A key distinguishing feature of an online course is that communication can often occur via the written word. Because of this the body language, voice, tone, and instantaneous listener feedback of the traditional classroom might be absent. Even when classes are live and include video features, it is still important to consider the following information when contributing messages to a discussion and when reading them:
- Respect others and their opinions. In online learning, students from various backgrounds come together to learn. It is important to respect their feelings and opinions though they may differ from your own.
- Consider others’ privacy. Ask for permission if you want to forward someone’s email messages to third parties. Keep in mind that all private email is considered copyrighted by the original author.
- Pick the right tone. Since we depend on the written word in online learning, it is especially important to choose the right words to get your meaning across. For example, sarcasm is harder to detect when you read the words rather than hearing them.

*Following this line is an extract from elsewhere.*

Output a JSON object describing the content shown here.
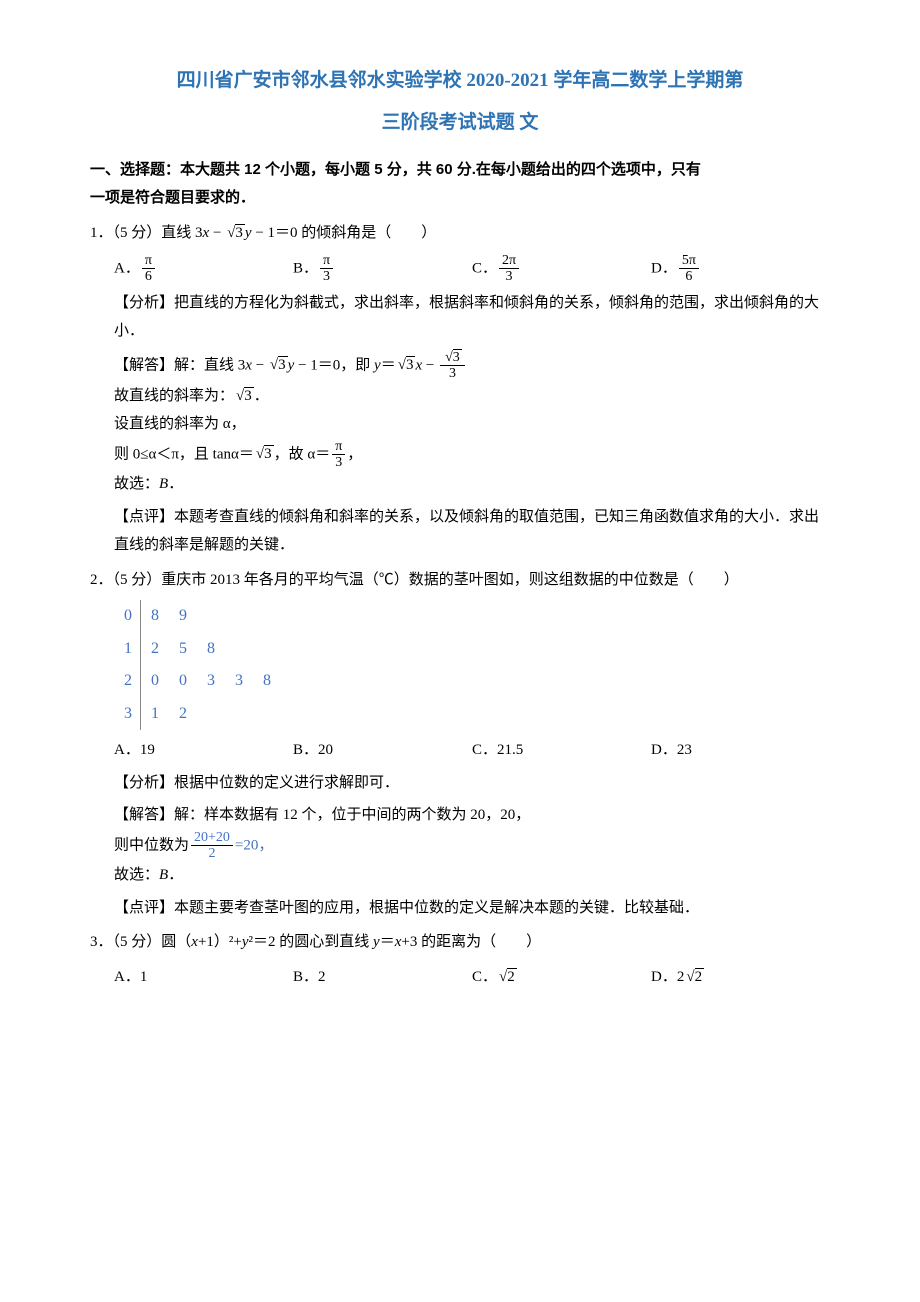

- Be forgiving. If someone states something that you find offensive, mention this directly to the instructor. Remember that the person contributing to the discussion might be new to this form of communication. What you find offensive may quite possibly have been unintended and can best be cleared up by the instructor.
- Think before you hit the send button. Think carefully about the content of your message before contributing it. Once sent to the group there is no taking it back. Grammar and spelling errors reflect on you and your audience might not be able to decode misspelled words or poorly constructed sentences.
- Brevity is best. Be as concise as possible when contributing to a discussion. Your points might me missed if hidden in a flood of text.
- Stick to the point. Contributions to a discussion should stick to the subject. Don’t waste others’ time by going off on irrelevant tangents.
- Do not type in all caps. Typing in caps is considered shouting or screaming online. Various studies on the topic reflect that it is more difficult and takes longer to read text that is typed in all caps.